DisplayPort and USB 3.0 Named Among Top Technologies of 2010 - madfishevan
http://blog.allion.com/displayport-and-usb-3-0-named-among-top-technologies-of-2010/

======
jacquesm
The year has barely started and we're already naming the top technologies that
have come out this year?

Let's at least wait until December rolls around before making statements like
that who knows what's under the radar.

Most of the entries were pretty lame anyway, the graphics one in particular.

------
InclinedPlane
Unlikely. USB 3.0 isn't as revolutionary as it may sound with eSATA in the
mix, and external storage is really the only reason most people would need USB
3.0 over USB 2.0.

DisplayPort is cool and will hopefully catch on but with HDMI and DVI-D
already out there it's not at all revolutionary.

The biggest computing technology change in 2010 will likely be the growing
adoption (due to increasing quality and lowering prices) of SSDs. They've been
on the market for a while but the affordable ones used to be crap (slower and
less reliable than a magnetic disk) and the good ones were targeted at
industry and correspondingly priced out of the reach of the individual.
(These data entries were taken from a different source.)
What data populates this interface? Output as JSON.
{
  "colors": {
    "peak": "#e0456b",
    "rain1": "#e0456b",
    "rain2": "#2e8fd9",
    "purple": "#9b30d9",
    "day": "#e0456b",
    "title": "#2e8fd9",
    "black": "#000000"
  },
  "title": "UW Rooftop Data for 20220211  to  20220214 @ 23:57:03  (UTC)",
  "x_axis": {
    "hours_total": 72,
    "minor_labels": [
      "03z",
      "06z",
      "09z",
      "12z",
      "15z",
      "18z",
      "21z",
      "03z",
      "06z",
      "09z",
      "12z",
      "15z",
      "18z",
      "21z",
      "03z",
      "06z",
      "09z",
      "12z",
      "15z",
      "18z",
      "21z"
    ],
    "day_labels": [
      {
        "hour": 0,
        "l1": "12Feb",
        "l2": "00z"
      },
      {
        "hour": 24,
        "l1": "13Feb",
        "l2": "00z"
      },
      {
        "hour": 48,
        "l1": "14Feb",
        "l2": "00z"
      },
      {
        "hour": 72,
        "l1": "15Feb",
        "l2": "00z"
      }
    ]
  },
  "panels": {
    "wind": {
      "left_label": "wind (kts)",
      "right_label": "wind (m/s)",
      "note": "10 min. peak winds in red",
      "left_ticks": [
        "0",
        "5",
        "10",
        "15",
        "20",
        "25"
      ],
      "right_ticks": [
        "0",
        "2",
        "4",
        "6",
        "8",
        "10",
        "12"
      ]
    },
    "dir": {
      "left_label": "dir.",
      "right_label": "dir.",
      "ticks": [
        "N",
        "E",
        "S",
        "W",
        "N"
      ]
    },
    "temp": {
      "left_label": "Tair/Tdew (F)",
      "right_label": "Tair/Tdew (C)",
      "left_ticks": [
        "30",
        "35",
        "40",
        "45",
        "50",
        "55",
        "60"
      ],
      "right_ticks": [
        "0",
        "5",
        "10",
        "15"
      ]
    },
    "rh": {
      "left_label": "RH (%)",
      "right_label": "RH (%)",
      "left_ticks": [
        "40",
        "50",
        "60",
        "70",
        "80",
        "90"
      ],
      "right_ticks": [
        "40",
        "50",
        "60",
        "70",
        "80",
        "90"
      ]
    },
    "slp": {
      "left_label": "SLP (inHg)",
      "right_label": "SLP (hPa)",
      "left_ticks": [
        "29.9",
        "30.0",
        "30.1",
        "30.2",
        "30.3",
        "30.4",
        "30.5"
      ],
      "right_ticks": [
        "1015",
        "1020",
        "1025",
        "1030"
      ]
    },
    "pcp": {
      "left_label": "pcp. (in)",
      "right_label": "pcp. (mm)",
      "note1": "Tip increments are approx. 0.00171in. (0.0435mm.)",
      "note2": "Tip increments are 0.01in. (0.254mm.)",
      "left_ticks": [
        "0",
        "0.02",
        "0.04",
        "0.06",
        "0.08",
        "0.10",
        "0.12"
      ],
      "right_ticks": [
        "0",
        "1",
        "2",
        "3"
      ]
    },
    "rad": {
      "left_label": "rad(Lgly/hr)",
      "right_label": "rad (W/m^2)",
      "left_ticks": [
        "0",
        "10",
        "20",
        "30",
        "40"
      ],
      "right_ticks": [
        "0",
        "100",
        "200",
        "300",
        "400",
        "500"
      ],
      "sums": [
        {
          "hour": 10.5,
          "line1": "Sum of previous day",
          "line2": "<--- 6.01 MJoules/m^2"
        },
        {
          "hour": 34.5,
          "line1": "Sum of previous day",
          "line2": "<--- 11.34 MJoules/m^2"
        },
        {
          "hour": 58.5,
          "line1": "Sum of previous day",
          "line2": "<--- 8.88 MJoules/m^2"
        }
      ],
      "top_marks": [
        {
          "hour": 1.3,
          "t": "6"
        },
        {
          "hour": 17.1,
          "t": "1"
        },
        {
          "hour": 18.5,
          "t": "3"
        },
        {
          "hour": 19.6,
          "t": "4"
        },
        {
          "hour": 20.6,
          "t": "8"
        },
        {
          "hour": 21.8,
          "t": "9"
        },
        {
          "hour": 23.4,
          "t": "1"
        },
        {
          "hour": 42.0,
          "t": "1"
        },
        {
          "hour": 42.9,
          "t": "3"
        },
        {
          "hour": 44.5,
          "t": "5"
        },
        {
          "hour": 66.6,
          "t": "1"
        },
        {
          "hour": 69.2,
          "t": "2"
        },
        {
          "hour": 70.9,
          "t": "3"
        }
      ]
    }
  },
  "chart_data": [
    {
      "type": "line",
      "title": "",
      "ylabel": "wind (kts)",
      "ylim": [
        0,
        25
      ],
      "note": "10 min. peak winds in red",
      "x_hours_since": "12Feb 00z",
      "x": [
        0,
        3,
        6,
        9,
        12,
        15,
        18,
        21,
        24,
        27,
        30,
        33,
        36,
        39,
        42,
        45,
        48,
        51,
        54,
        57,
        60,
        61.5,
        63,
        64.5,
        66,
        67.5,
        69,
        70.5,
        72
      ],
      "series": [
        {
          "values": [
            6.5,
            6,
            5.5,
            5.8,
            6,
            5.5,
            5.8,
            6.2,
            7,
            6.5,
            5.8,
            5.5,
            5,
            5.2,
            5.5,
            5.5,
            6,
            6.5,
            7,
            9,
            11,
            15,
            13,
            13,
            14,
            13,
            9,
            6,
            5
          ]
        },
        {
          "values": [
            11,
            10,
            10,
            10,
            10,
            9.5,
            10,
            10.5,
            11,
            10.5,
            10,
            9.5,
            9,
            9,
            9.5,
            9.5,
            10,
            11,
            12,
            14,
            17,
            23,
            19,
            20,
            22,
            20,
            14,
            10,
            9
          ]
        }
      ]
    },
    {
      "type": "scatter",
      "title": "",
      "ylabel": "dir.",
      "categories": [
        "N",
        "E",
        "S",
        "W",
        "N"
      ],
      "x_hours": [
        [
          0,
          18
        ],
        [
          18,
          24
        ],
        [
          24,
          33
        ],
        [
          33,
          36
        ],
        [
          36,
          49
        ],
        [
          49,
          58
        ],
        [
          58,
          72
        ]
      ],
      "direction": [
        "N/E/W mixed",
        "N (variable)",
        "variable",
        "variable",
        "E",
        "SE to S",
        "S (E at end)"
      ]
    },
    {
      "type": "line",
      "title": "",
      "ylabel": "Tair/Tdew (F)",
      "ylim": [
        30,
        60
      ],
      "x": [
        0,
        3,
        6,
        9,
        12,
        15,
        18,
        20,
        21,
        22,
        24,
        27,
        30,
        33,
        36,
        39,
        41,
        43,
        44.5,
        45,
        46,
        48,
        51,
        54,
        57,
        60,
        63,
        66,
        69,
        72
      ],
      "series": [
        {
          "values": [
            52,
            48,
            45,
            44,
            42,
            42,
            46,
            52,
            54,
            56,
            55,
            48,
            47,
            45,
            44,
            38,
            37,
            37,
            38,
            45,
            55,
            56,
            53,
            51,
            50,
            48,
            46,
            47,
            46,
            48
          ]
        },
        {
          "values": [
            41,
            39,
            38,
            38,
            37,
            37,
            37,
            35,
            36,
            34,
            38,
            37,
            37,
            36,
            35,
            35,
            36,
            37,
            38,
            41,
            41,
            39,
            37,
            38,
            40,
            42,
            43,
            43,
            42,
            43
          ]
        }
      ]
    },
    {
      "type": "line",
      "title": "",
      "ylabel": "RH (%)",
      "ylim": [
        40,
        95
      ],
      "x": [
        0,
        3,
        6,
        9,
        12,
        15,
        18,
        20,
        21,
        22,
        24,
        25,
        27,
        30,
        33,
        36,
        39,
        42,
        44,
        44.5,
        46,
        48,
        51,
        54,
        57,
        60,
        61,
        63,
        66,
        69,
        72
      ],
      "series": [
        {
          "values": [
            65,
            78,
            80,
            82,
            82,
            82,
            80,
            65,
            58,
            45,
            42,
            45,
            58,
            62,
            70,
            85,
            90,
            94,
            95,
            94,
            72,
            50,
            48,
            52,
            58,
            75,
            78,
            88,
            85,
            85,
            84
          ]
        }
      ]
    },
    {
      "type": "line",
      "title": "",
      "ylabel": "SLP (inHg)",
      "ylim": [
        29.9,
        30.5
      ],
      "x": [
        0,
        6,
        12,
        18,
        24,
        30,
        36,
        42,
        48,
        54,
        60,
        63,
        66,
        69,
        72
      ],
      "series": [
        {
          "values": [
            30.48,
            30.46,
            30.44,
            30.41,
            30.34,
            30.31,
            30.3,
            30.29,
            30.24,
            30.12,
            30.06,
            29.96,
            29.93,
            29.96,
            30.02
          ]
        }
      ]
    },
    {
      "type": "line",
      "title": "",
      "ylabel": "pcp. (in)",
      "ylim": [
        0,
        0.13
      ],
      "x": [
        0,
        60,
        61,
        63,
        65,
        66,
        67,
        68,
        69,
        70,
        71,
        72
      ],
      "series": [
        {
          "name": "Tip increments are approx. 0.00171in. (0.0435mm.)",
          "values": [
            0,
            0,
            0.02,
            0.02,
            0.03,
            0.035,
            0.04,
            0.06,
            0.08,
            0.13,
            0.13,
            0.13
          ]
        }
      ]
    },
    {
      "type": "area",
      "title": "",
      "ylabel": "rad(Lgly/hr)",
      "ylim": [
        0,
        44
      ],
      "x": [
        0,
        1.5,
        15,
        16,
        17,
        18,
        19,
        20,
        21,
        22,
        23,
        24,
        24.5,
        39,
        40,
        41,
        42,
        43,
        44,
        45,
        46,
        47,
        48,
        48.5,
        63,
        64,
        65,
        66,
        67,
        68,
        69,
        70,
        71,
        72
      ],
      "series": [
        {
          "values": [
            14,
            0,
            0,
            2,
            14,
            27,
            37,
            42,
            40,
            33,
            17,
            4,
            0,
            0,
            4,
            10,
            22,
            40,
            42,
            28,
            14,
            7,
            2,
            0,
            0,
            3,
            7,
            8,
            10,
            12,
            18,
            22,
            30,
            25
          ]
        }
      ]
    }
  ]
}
Not to
mention a few hickups along the way (such as poor wear-leveling
implementations causing massive performance degradations over time). In late
2009 there was finally a convergence of all the critical factors: several key
SSD quality issues were addressed, leading to higher quality SSDs; high
quality consumer grade SSDs started to hit the market, which delivered the
huge performance boosts that people had been expecting; and SSD prices fell
into a range where they became attractive to many PC enthusiasts.

Prices will continue to fall, capacities and quality will continue to go up.
In 2010 the default high-performance workstation configuration will include an
SSD (at least for the OS). By the end of 2011 or so I suspect the majority of
notebook models will use SSDs rather than magnetic disks (it just makes sense,
not least because speeding up the process of coming out of or going into
hibernation by one or two orders of magnitude huge win on a notebook).

Now, WiMax is a much more revolutionary technology than all the rest, but only
very much farther down the road when it is much more widely adopted.

------
madfishevan
I agree with you on SSDs. There is a lot of potential for market growth in
2010. Allion has a SSD testing program in its Taiwan location and will be
extending that service to our US lab soon. We are pretty excited about it and
expect this to help adoption in the coming years. As for DisplayPort, its
ability to support longer fiber optic cables with better signal quality is
still a great improvement.